デイサービスの利用を勧められる方の中には、「まだ自分には必要ない」と、通うのを嫌がる方もいらっしゃるそうです。“通いたくなる施設”が、運営のカギになります。
「従来の福祉施設とは異なる新しいデザインにすると共に、実用性も追及しました。特に、利用者が長く過ごすデイルームは、なるべく広く開放的な空間にしたいと考えました。ミサワホームの木質パネル工法により、デザイン性の高い設計ができ、柱や梁で遮られることのない大空間を確保することができたので、大変満足しています」。
ローズガーデンや準天然温泉の浴室も魅力
広いデイルームには、カフェスペースがあり、淹れ立てのコーヒーや紅茶がいつでも自由に飲めます。また、可能な限り窓を大きくしたことで、採光性に優れ、窓からローズガーデンがよく見えます。
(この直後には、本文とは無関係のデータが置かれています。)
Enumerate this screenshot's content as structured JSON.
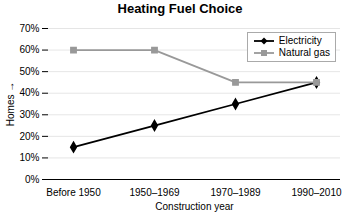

「ローズガーデンは最後までこだわったものの1つです。市内で参考になるような場所を探しました。ある結婚式場に、自分のイメージと近いものがあり、写真を撮って参考にしました」。
浴室からは、窓の外の坪庭を眺めることができます。
「浴室には麦飯石を利用しており、準天然温泉が楽しめます。冬場、体を洗っているときも寒くないように、天井に熱線ヒーターを完備しています」。
脱衣室には、プライバシーを保つために、電動のブラインドを採用しています。
「電動のブラインドは、ほかの施設にはないもので、現場で働く職員からの提案でした」。
現場の職員の声も反映し、新規の利用者は増加
キッチンの打ち合わせには、調理を担う現場の栄養士も同席し、炊飯器の置き場所や、厨房の水栓の位置まで綿密に決めました。
他にも現場で働く職員の意見を反映し、手すりを追加したり、棚の高さなどを変更しました。既存の施設では、トイレの匂いにお困りだったことから、気になる場所に消臭効果のある壁材「エコカラット」を導入しています。
さらに注目は、機能訓練の現場で人気を集める「レッドコード」を導入した機能訓練室です。レッドコードは赤い紐のような器具で、ストレッチや筋力増強の効果が期待できます。
取材に訪れたのは、オープンから4ケ月後でしたが、毎月利用者の数が増え、片道30分かけて通う人もいるとのことでした。親しみやすいデザインでありながら、実用性も兼ね備えたことで、地域で人気のデイサービスとなりました。